Sabtu, 15 Juli 2017

Kisah-kisah Surealis dalam Kumpulan Cerpen Orang-orang Tanah


Membaca kisah-kisah karya Poppy D. Chusfani dalam "Orang-orang Tanah", membuatku merasa bergidik. Apalagi aku membacanya hingga dini hari saat suasana Jakarta telah sepi. Kisah-kisahnya bernuansa mistis dan misteri, dimana di antaranya bisa saja terjadi dalam kehidupan sehari-hari.

Cover kumpulan cerpen yang dibuat Anne M. Oscar ini indah dengan sosok anak perempuan di dekat sebuah pohon besar menjadi sentral. Warna-warninya lembut dan indah, membuatmu seolah-olah menyangka ini dongeng anak-anak. Percayalah ini bukan buku buat anak-anak atau remaja. Buku ini lepas pas dibaca kaum dewasa.

Ada sembilan cerita dalam kumpulan cerpen. Kisah pertama "Jendela" bercerita tentang seorang anak yang dikucilkan karena ibunya seorang kupu-kupu malam. Ia tidak punya teman dan setiap anak di sana diminta orang tuanya menjauhinya. Hanya ibunya kawannya. Si Ibu menasihatinya untuk menjauh dari jendela. Si anak sendiri merasa ada sesuatu yang akan terjadi jika ia membuka jendela tersebut.

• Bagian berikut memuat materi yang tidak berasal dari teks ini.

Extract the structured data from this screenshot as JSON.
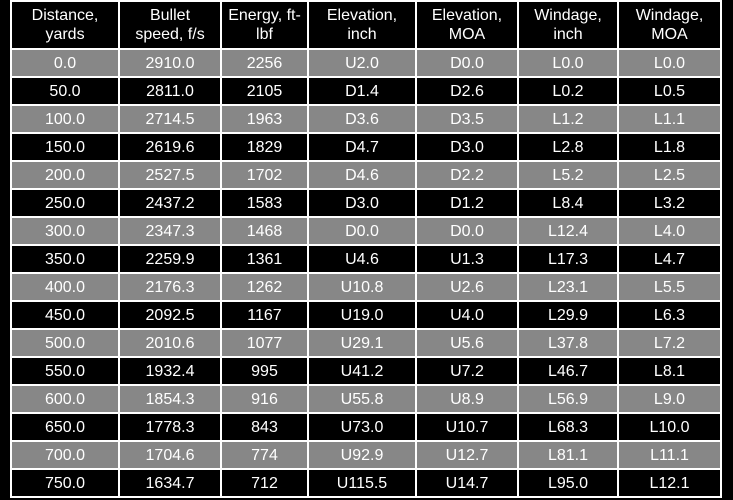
{
  "table": {
    "header": [
      [
        "Distance,",
        "yards"
      ],
      [
        "Bullet",
        "speed, f/s"
      ],
      [
        "Energy, ft-",
        "lbf"
      ],
      [
        "Elevation,",
        "inch"
      ],
      [
        "Elevation,",
        "MOA"
      ],
      [
        "Windage,",
        "inch"
      ],
      [
        "Windage,",
        "MOA"
      ]
    ],
    "rows": [
      [
        "0.0",
        "2910.0",
        "2256",
        "U2.0",
        "D0.0",
        "L0.0",
        "L0.0"
      ],
      [
        "50.0",
        "2811.0",
        "2105",
        "D1.4",
        "D2.6",
        "L0.2",
        "L0.5"
      ],
      [
        "100.0",
        "2714.5",
        "1963",
        "D3.6",
        "D3.5",
        "L1.2",
        "L1.1"
      ],
      [
        "150.0",
        "2619.6",
        "1829",
        "D4.7",
        "D3.0",
        "L2.8",
        "L1.8"
      ],
      [
        "200.0",
        "2527.5",
        "1702",
        "D4.6",
        "D2.2",
        "L5.2",
        "L2.5"
      ],
      [
        "250.0",
        "2437.2",
        "1583",
        "D3.0",
        "D1.2",
        "L8.4",
        "L3.2"
      ],
      [
        "300.0",
        "2347.3",
        "1468",
        "D0.0",
        "D0.0",
        "L12.4",
        "L4.0"
      ],
      [
        "350.0",
        "2259.9",
        "1361",
        "U4.6",
        "U1.3",
        "L17.3",
        "L4.7"
      ],
      [
        "400.0",
        "2176.3",
        "1262",
        "U10.8",
        "U2.6",
        "L23.1",
        "L5.5"
      ],
      [
        "450.0",
        "2092.5",
        "1167",
        "U19.0",
        "U4.0",
        "L29.9",
        "L6.3"
      ],
      [
        "500.0",
        "2010.6",
        "1077",
        "U29.1",
        "U5.6",
        "L37.8",
        "L7.2"
      ],
      [
        "550.0",
        "1932.4",
        "995",
        "U41.2",
        "U7.2",
        "L46.7",
        "L8.1"
      ],
      [
        "600.0",
        "1854.3",
        "916",
        "U55.8",
        "U8.9",
        "L56.9",
        "L9.0"
      ],
      [
        "650.0",
        "1778.3",
        "843",
        "U73.0",
        "U10.7",
        "L68.3",
        "L10.0"
      ],
      [
        "700.0",
        "1704.6",
        "774",
        "U92.9",
        "U12.7",
        "L81.1",
        "L11.1"
      ],
      [
        "750.0",
        "1634.7",
        "712",
        "U115.5",
        "U14.7",
        "L95.0",
        "L12.1"
      ]
    ]
  }
}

Ia selalu merasa sedih ketika ibunya nampak kelelahan. Ia dan ibunya bakal was-was dan ketakutan jika datang seorang pria berbadan besar dan pemabuk. Ia selalu merampas uang ibunya dan memukulnya. Hingga suatu saat si anak tersebut tak sanggup melihat ibunya tersiksa.

Cerita yang memikat berjudul "Pondok Paling Ujung" dimana pondok di dalam hutan tersebut mendapat tamu seorang penulis. Penulis wanita itu merasa gundah karena naskahnya sudah harus disetorkan. Ia merasa bakal bisa produktif bila mengasingkan diri.

Tapi sejurus kemudian keanehan demi keanehan terjadi. Ia juga bermimpi buruk. Ada sesuatu mengerikan di dalam dan sekitar pondok tersebut.

Cerita mistis, makhluk-makhluk aneh yang biasa hadir di mimpi buruk pun dihadirkan. Pada "Pintu Kembali" aku merasa mimpi burukku dihadirkan. Sebuah mimpi yang seolah tak kunjung berakhir. Kisah "Lelaki Tua dan Tikus" memiliki twist yang asyik. Sedangkan cerita andalan Poppy berjudul Orang-orang Tanah sayangnya kurang berhasil membuat penasaran dan agak mudah tertebak. Agak kurang mencekam dibandingkan "Pondok Paling Ujung". Orang-orang Tanah" berkisah tentang seorang anak perempuan yang rela melakukan apa saja demi merebut kembali kasih sayang ayahnya. Dan, ia berhasil mendapat pertolongan.

Favorit saya pada kumpulan cerpen ini adalah "Pintu Kembali". Saya membacanya dan mengimajinasikan kisahnya. Ada unsur kisah seperti di Goosebumps berjudul Horrorland, tapi tetap misterius dan membuat pembaca penasaran bakal seperti apa akhir kisahnya. Kisah "Pondok Paling Ujung" mengingatkanku pada film horor khas Hollywood dengan latar utama pondok. Ada sentuhan Cabin in The Wood dengan cerita yang berbeda.

Cerita-ceritanya mencekam sekaligus bikin penasaran. Aku bayangkan alangkah menariknya jika cerita-cerita dalam buku ini dibuatkan omnimbus film horor. Hantu-hantu atau sosok menyeramkan tidak banyak ditampilkan tapi nuansa dan atmosfernya akan membuatmu tegang dan merasa was-was.

Detail Buku:
Judul : Orang-orang Tanah
Penulis : Poppy D. Chusfani
Penerbit : Gramedia Pustaka Utama Tahun Terbit : 2013
Desain Cover : Anne M. Oscar
Genre : Misteri, horor, thriller, surealias
Rating : Dewasa
Skor.: 8/10

2 komentar:

  1. Jadi penasaran! Masih tersedia nggak ya mbak bukunya?

    BalasHapus
    Balasan
    1. Bukunya bagus mba Elva. Aku pernah lihat bukunya ada di toko buku dan situs jualan online.